Now, this is a question I get asked a lot – and for a long time struggled to articulate a decent answer!
In many ways Pilates and Yoga are similar, and many people assume that the forms of movement are from the same category. But they have some key differences.
Firstly, yoga is an ancient form of movement, developed in India thousands of years ago. Yoga uses movements as steps and stages to enhance spiritual enlightenment, self knowledge and wisdom.
Pilates is a relative new form of movement. Developed by Joseph Pilates in the mid 20th century to develop strength and for rehabilitation of poor posture.
In yoga, you will work large muscle groups, focus on balance, endurance, and strength. Yoga has more of a focus on flexibility. Participants of yoga do find that their flexibility improves with regular practise.
Pilates movement will develop strength, increase muscle tone, body control and flexibility and has a focus on alignment and core stability. In Pilates, you work on strengthening the deep abdominals which helps to stabilise your core and spine, reducing back pain and the chance of injury. In Pilates, movement through the entire spine is taught, so that people can move freely through all planes of movement.
Mind / Body
In both forms of exercise, there is a strong connection between body and mind. Joseph Pilates taught his clients about using the mind to control the body. His original practice he named ‘Controlology’.

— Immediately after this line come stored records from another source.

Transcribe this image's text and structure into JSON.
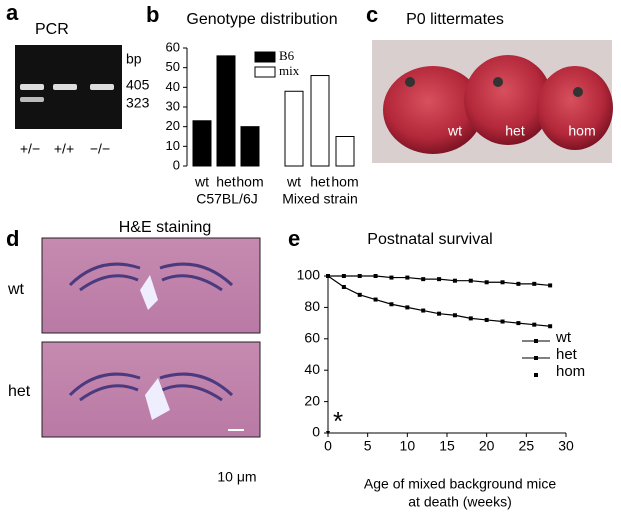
{
  "panels": {
    "a": {
      "label": "a",
      "title": "PCR",
      "unit": "bp",
      "bands": [
        "405",
        "323"
      ],
      "lanes": [
        "+/−",
        "+/+",
        "−/−"
      ]
    },
    "c": {
      "label": "c",
      "title": "P0 littermates",
      "pups": [
        "wt",
        "het",
        "hom"
      ]
    },
    "d": {
      "label": "d",
      "title": "H&E staining",
      "rows": [
        "wt",
        "het"
      ],
      "scale": "10 μm"
    }
  },
  "chart_data": [
    {
      "type": "bar",
      "label": "b",
      "title": "Genotype distribution",
      "categories": [
        "wt",
        "het",
        "hom",
        "wt",
        "het",
        "hom"
      ],
      "groups": [
        "C57BL/6J",
        "Mixed strain"
      ],
      "series": [
        {
          "name": "B6",
          "color": "#000000",
          "values": [
            23,
            56,
            20,
            null,
            null,
            null
          ]
        },
        {
          "name": "mix",
          "color": "#ffffff",
          "values": [
            null,
            null,
            null,
            38,
            46,
            15
          ]
        }
      ],
      "ylim": [
        0,
        60
      ],
      "yticks": [
        0,
        10,
        20,
        30,
        40,
        50,
        60
      ]
    },
    {
      "type": "line",
      "label": "e",
      "title": "Postnatal survival",
      "xlabel": [
        "Age of  mixed background mice",
        "at death (weeks)"
      ],
      "annotation": "*",
      "series": [
        {
          "name": "wt",
          "color": "#000000",
          "x": [
            0,
            2,
            4,
            6,
            8,
            10,
            12,
            14,
            16,
            18,
            20,
            22,
            24,
            26,
            28
          ],
          "values": [
            100,
            100,
            100,
            100,
            99,
            99,
            98,
            98,
            97,
            97,
            96,
            96,
            95,
            95,
            94
          ]
        },
        {
          "name": "het",
          "color": "#000000",
          "x": [
            0,
            2,
            4,
            6,
            8,
            10,
            12,
            14,
            16,
            18,
            20,
            22,
            24,
            26,
            28
          ],
          "values": [
            100,
            93,
            88,
            85,
            82,
            80,
            78,
            76,
            75,
            73,
            72,
            71,
            70,
            69,
            68
          ]
        },
        {
          "name": "hom",
          "color": "#000000",
          "x": [
            0
          ],
          "values": [
            0
          ]
        }
      ],
      "xlim": [
        0,
        30
      ],
      "xticks": [
        0,
        5,
        10,
        15,
        20,
        25,
        30
      ],
      "ylim": [
        0,
        100
      ],
      "yticks": [
        0,
        20,
        40,
        60,
        80,
        100
      ]
    }
  ]
}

Although with yoga, there is also the spiritual element, especially through mediation. Yoga has shown to lower the levels of stress hormone cortisol.
I think both yoga and pilates are beneficial to the mind and spirit. Taking time to focus your mind and slow down a little is good for you.
Generally, you won’t find your heart pumping hard in either yoga or Pilates, although power yoga might give you the feeling of a brisk walk.
In Pilates, you learn how to align your body well and consider good posture. I’ve heard people claim that Pilates will lengthen your muscles. This isn’t exactly right, but when the core is strong, people can hold themselves tall which gives the body a long lean look.
I hope these few ideas help you to clarify the differences. I think that different people are drawn to different styles of movement. Not one is better than the other. It all comes down to connecting with your instructor, finding movement that feels right for you and progressing in the areas you are working on.